Já antes do Tratado de Madri, os índios das missões manifestavam desejos em relação às mercadorias e ao estilo de vida dos colonos de origem europeia. Naquela época, muitos reclamavam do regime comunitário vigente nas reduções, pois não tinham acesso direto ao dinheiro e não podiam comprar roupas e outras mercadorias então valorizadas. Além disso, se dermos crédito às fontes, alguns valorizavam também determinados bens imateriais, cuja definição exata por vezes é complicada, como a “liberdade” e a “diversão”, essa frequentemente associada à vida nas cidades (GARCIA, 2013). Décadas depois, quando os jesuítas já haviam sido expulsos, parece que muitos índios deram vazão aos seus desejos. Segundo relatos, eles comprometiam grande parte dos seus recursos comprando bens aparentemente supérfluos, como sapatos e leques.22
A partir desses registros, é possível considerar que os estudantes estariam valorizando as vestimentas recebidas e a oportunidade de viajar ao Rio de Janeiro. Ao contrário de outros índios, que migraram para várias cidades americanas fugidos ou sem maiores condições de sobrevivência, aqueles receberam os meios necessários para seguir com seus estudos. Através da assistência recebida, eles poderiam não apenas obter uma ocupação razoável na sociedade, mas a sua trajetória possibilitaria também tecer redes de relações pessoais que lhes seriam de grande valia no futuro. Em uma sociedade de Antigo Regime, onde a autoafirmação social e a consequente disputa por privilégios são condicionadas pelo acesso aos signos de prestígio e distinção, pode-se perceber como, nos casos apresentados, os índios estavam no Rio de Janeiro em condições de disputarem espaços.23 Tinham assim maiores chances de se estabelecerem, não necessariamente de maneira inferior, no mundo luso-brasileiro. Muitos conseguiram, pois os dois guaranis que estavam estudando no seminário São José foram de fato ordenados.

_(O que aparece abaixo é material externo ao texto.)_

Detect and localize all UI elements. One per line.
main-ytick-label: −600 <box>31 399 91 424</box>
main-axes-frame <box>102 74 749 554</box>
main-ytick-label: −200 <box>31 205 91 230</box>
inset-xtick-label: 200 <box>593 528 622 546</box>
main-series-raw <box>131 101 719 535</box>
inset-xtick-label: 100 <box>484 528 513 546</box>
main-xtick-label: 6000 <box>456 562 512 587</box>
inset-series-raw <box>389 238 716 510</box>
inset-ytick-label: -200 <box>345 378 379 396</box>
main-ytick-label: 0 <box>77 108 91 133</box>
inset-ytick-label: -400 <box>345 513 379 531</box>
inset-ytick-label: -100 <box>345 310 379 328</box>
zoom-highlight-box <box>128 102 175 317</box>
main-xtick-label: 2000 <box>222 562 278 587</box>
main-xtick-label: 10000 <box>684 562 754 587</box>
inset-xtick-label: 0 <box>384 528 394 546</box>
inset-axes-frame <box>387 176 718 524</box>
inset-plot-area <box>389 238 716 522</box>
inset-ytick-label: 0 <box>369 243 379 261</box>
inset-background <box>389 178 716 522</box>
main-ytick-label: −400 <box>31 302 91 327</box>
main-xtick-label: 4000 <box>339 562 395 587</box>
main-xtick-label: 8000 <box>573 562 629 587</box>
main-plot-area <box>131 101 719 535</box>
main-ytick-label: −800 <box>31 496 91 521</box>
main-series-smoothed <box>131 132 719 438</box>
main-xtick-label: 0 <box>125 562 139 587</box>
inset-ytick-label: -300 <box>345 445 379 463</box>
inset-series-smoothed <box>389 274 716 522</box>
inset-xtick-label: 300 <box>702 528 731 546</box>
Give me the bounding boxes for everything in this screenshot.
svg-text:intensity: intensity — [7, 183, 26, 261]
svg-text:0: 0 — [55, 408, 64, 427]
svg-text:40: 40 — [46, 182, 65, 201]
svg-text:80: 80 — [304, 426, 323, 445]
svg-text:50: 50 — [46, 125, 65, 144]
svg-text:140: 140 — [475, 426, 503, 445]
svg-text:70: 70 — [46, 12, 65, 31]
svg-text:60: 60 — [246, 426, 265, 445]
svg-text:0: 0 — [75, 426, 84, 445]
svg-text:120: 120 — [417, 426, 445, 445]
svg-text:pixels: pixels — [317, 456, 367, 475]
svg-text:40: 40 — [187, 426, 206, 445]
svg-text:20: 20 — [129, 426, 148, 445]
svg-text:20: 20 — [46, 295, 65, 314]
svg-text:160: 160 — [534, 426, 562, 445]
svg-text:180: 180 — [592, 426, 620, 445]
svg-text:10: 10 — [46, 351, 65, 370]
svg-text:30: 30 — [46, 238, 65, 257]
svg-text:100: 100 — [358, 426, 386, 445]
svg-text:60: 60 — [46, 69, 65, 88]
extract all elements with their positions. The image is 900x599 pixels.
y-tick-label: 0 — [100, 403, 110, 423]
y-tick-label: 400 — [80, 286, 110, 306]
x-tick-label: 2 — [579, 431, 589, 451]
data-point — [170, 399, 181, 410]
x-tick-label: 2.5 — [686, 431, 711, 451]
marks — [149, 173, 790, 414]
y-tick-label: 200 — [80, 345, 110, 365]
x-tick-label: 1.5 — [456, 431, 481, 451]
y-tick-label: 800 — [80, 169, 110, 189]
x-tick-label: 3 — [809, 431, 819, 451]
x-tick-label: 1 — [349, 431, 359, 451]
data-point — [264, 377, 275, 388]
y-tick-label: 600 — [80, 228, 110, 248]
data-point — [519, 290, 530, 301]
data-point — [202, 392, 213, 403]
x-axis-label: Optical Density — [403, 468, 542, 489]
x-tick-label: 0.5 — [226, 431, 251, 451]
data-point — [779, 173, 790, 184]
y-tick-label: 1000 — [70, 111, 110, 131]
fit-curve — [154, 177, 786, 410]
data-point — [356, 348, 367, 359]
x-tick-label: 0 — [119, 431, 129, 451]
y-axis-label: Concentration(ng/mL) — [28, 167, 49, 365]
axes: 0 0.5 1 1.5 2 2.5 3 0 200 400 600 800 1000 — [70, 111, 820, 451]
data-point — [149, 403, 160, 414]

Quanto aos outros, devido às lacunas nas fontes, é difícil precisar a sua experiência na capital, embora em alguns casos tenha sido possível identificá-los, assim como as respectivas atividades. Miguel Pinto Carneiro estava, em 1773, estudando a leitura e a escrita na escola de Veríssimo Xavier Vieira. A ele foi mandado conceder vestuário, pois se encontrava “falto de roupa”24. Outro índio, Cristóvão da Costa Freire, se encontrava aprendendo música na casa de João Álvares Pereira Leite, em 1774. Para Cristóvão, também foi ordenado que fosse concedido todo o necessário para prosseguir nos seus estudos.25
O aprendizado de música era considerado uma questão relevante pelo governador do Rio Grande e também pelo Marquês do Lavradio, cujo objetivo principal era a sua execução durante os ofícios divinos na igreja da aldeia dos Anjos.26 Não há informação sobre qual instrumento Cristóvão estava aprendendo, mas a música na aldeia parecia ser bem completa. Em 1779, lá havia “um cravista, um rabecão, três rabecas, e oito ou dez vozes que estão aprendendo a outros instrumentos”.27 O envolvimento dos índios com a música era antigo, fora relevante nos primeiros contatos com os jesuítas e durante a sua experiência nas missões, quando era uma atividade bastante apreciada pela coletividade (WITTMANN, 2011; FAHRENKROG CIANELLI, 2020). Muitos autores destacaram a sua habilidade como instrumentistas, que se tornou um ofício importante para o seu sustento. No século seguinte, o já citado viajante Nicolau Dreys assinalou a aptidão dos índios para a música. Mencionou ainda sobre um guarani tocador de rabeca, muito requisitado para animar os “bailes da alta sociedade” da cidade do Rio Grande. Para o viajante, tratava-se de um “orfeu dos matos” (DREYS, 1990, p. 75).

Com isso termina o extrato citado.